The judge then found that there was a “form” of illegality intertwined with causation which provided a tempered or partial illegality defence:
17. What has been decided in this case, however, is that even if there is not this allembracing form of illegality which deprives the Claimant of all claims arising from the accident, there is a second, more targeted, form of illegality which can be directed towards a particular aspect of the claim being made. This form of illegality does not involve considerations of public policy or proportionality because, by its nature, it allows the courts to distinguish between the “meritorious” Claimant – the Jaguar owner in my example in the preceding paragraph – and the “unmeritorious” Claimant who has no intention to obtain an MOT in the near future, or at any rate during the period of hire of an alternative vehicle. Thus, the court can do two things: first, it can look at the claim that is being made and ask whether that claim is affected at all by the fact that the car’s MOT had expired and could not lawfully be driven on the road. If the claim is not affected by this consideration, then the lack of a valid MOT is irrelevant and the Claimant will recover in full – for example, for the recovery and repair costs.
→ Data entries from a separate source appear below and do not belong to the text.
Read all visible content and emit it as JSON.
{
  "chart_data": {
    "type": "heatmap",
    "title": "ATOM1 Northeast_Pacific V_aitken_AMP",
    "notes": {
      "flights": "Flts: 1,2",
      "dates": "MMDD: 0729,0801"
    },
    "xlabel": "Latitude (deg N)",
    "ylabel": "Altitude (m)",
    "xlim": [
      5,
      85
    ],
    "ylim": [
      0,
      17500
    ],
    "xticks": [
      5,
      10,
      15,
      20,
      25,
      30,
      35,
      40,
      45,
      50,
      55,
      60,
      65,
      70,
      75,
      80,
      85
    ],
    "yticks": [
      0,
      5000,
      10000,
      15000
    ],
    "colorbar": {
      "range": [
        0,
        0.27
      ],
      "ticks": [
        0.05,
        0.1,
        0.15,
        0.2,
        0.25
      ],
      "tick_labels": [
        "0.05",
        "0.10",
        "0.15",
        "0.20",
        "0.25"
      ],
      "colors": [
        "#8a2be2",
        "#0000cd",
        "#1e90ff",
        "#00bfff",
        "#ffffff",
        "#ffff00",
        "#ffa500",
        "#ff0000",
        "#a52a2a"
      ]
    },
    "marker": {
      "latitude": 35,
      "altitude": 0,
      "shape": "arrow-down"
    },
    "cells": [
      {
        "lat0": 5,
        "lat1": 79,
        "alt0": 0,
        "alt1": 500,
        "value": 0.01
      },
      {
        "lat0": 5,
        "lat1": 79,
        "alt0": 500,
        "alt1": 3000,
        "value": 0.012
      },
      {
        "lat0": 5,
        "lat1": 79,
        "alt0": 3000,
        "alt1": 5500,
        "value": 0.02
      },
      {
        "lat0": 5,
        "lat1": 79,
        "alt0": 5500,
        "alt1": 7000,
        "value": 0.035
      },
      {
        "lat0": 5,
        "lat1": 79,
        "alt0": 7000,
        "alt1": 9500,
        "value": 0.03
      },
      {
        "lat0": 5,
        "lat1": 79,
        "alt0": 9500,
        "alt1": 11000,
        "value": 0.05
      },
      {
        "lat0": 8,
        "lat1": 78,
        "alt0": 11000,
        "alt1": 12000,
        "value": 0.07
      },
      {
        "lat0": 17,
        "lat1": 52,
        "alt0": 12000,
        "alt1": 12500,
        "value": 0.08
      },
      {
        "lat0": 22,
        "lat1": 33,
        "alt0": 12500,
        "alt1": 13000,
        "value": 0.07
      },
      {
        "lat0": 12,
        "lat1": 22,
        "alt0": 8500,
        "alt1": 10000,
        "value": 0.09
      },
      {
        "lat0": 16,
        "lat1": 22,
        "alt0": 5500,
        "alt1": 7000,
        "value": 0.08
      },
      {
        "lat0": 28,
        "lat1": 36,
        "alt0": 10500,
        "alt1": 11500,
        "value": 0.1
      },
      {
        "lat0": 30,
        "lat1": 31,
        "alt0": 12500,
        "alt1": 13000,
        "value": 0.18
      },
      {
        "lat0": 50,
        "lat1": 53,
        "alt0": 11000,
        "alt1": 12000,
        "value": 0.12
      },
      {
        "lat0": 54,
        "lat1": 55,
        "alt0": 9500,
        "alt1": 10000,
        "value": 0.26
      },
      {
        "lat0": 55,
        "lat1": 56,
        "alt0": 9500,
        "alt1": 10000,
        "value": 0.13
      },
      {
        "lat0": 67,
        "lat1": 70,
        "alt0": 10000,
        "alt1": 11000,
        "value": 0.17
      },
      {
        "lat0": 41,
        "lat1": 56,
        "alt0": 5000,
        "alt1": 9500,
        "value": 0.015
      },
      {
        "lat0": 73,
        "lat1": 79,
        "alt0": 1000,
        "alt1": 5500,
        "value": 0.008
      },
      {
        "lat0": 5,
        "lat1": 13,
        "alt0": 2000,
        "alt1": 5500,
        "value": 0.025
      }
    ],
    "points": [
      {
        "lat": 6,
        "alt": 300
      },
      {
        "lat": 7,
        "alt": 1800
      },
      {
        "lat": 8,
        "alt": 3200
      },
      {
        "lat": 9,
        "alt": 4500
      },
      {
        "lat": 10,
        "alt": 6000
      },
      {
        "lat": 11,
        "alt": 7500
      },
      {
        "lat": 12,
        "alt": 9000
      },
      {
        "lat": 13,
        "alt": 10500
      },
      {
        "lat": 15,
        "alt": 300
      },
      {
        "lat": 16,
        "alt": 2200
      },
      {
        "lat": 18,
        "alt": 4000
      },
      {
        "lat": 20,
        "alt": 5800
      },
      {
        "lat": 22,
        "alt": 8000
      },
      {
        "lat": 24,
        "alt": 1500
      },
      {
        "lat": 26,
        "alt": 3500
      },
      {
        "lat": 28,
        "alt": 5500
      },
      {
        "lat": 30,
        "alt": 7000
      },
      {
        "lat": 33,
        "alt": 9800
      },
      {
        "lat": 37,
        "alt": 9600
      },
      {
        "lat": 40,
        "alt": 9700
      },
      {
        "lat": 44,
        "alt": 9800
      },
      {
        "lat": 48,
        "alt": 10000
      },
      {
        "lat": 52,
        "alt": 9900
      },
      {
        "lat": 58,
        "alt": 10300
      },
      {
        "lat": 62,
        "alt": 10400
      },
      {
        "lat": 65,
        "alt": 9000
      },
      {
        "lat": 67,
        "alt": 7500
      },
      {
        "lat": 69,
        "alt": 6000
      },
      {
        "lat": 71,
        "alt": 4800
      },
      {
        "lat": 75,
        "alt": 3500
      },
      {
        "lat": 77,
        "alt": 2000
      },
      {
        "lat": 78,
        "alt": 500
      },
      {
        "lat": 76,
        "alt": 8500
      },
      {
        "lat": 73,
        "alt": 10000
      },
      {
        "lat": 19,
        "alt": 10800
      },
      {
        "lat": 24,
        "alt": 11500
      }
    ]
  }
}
Secondly, in respect of a claim which is affected by the lack of a valid MOT, and this includes a claim for hire charges arising from the loss of the ability to drive the car on the public roads, the court can ask itself the questions raised by the law of causation: for how long would, but for the accident, the car have remained without a valid MOT and therefore could not lawfully have been driven on the road. This then delimits the period of compensation and distinguishes between the meritorious Claimant (perhaps deprived of only a few days of car hire charges) and the unmeritorious Claimant (who fails to recover his credit hire charges at all). This alternative form of illegality is thus flexible and enables justice to be done by balancing the interests of the Claimant in receiving compensation for a loss reasonably incurred and the interests of the Defendant in not being required to compensate a driver for the period of use of a vehicle which was or would have been (but for the accident) unlawful, and it does this through the wellrehearsed application of the doctrine of causation. In my judgment, this is not ex turpi causa in disguise, but a different entity altogether.
The judgment was handed down on 29th August 2023. It is always encouraging when a judge feels able to make new law on a Tuesday: I await with interest, to see whether this reasoning is endorsed by the Court of Appeal.